Pizzolatto writes with a pulp fiction sharpness, the narrative bustling along as he every now and then brushes out Roy's thoughts and feelings and the landscape around him. It's no surprise he drifted into television writing, for there is something wholly cinematic in both his descriptions of the world and the genres he works in. As this passage shows: "Farther out, the gray cypress of the pier has rotted and the boards are broken and collapse into the brassy fog. A few gulls perch on the posts near the end of the thing, their chests out like tiny presidents. Fiddler crabs scuttle away from my feet. The clam, rhythmic slap of the tide.
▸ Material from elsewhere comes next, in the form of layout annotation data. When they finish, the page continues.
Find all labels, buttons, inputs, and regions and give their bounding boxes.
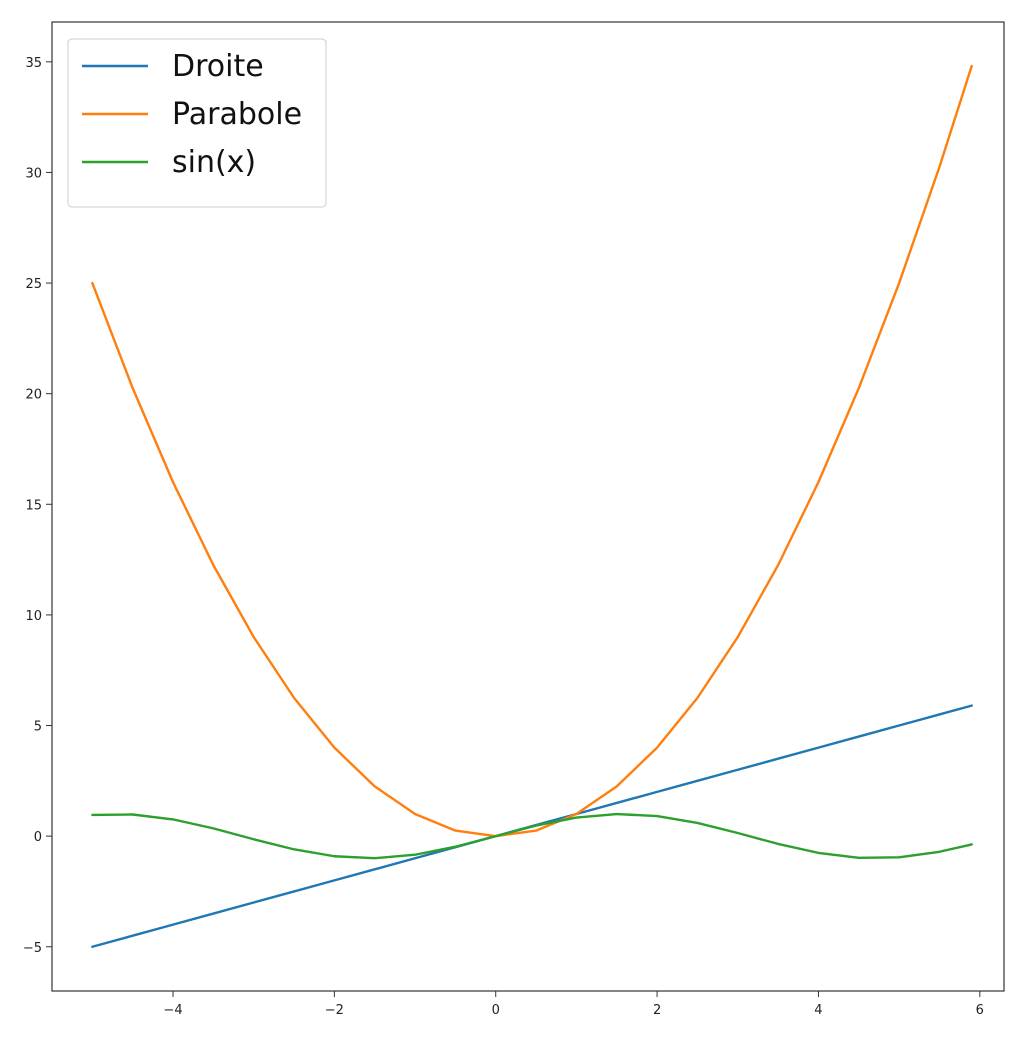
y-tick-label: 20 xyxy=(25,388,42,403)
legend-label-0: Droite xyxy=(172,49,264,84)
y-tick-label: −5 xyxy=(23,941,42,956)
legend-label-1: Parabole xyxy=(172,97,302,132)
y-tick-label: 0 xyxy=(34,830,42,845)
series-line-2 xyxy=(91,812,973,860)
legend-box xyxy=(67,38,327,208)
y-tick-label: 5 xyxy=(34,720,42,735)
y-tick-label: 15 xyxy=(25,498,42,513)
axes-layer: −4 −2 0 2 4 6 −5 0 5 10 15 20 25 30 35 xyxy=(23,56,984,1018)
x-tick-label: 2 xyxy=(653,1003,661,1018)
y-tick-label: 25 xyxy=(25,277,42,292)
plot-frame xyxy=(51,21,1005,992)
series-line-1 xyxy=(91,64,973,838)
y-tick-label: 35 xyxy=(25,56,42,71)
series-layer xyxy=(91,64,973,948)
x-tick-label: 0 xyxy=(492,1003,500,1018)
legend-label-2: sin(x) xyxy=(172,145,256,180)
x-tick-label: −4 xyxy=(163,1003,182,1018)
x-tick-label: 4 xyxy=(814,1003,822,1018)
x-tick-label: −2 xyxy=(325,1003,344,1018)
x-tick-label: 6 xyxy=(976,1003,984,1018)
y-tick-label: 10 xyxy=(25,609,42,624)
y-tick-label: 30 xyxy=(25,166,42,181)
legend: Droite Parabole sin(x) xyxy=(67,38,327,208)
You can see the winds building farther out in the Gulf – the sky beginning to stir in a very low, sweeping churn. The weather makes the bolts in my skull seem to tighten".
Roy here is a western gunslinger, the lone figure outside the law who resists civilisation, caught up in a tale of treachery and deceit. Its closest comparison is with Cormac McCarthy's No Country for Old Men, as this Southern Noir perfectly amalgamates untamed landscape with seedy society to present a dark and vicious backwater, a place where men are weak and women are heartless.
That might be a tad unfair on some of the female characters, especially Rocky, who through little pieces of information we are given a rough outline of how her harsh upbringing has shaped her unstable personality today. But women are still all seen from an intensely male perspective. Roy comments about Rocky, "I could make out from here the bruising on her thigh, but she still looked good, that lean body and rosy pale skin, the lithe muscle and truly first-rate butt. Part of Rocky was this great beauty she wouldn't let in to the light yet, because it had never found its proper place. I believe that".
Pizolatto faced the same criticism for lacking developed female characters in True Detective as well. He is only keeping to genre conventions, presenting women as liars and whores, controllers of men only through using their body, but it does mean that there is nothing in Galveston that we haven't already seen before.
What is impressive is that for a debut novel, he manages to put in all these ingredients from various other elements of crime fiction, and serve up a story which whilst familiar still feels fresh and enriching. It is Pizzolatto's feel for time, place and character which makes Galveston stand out from the genre.
Galveston will be released in the UK on 27 March.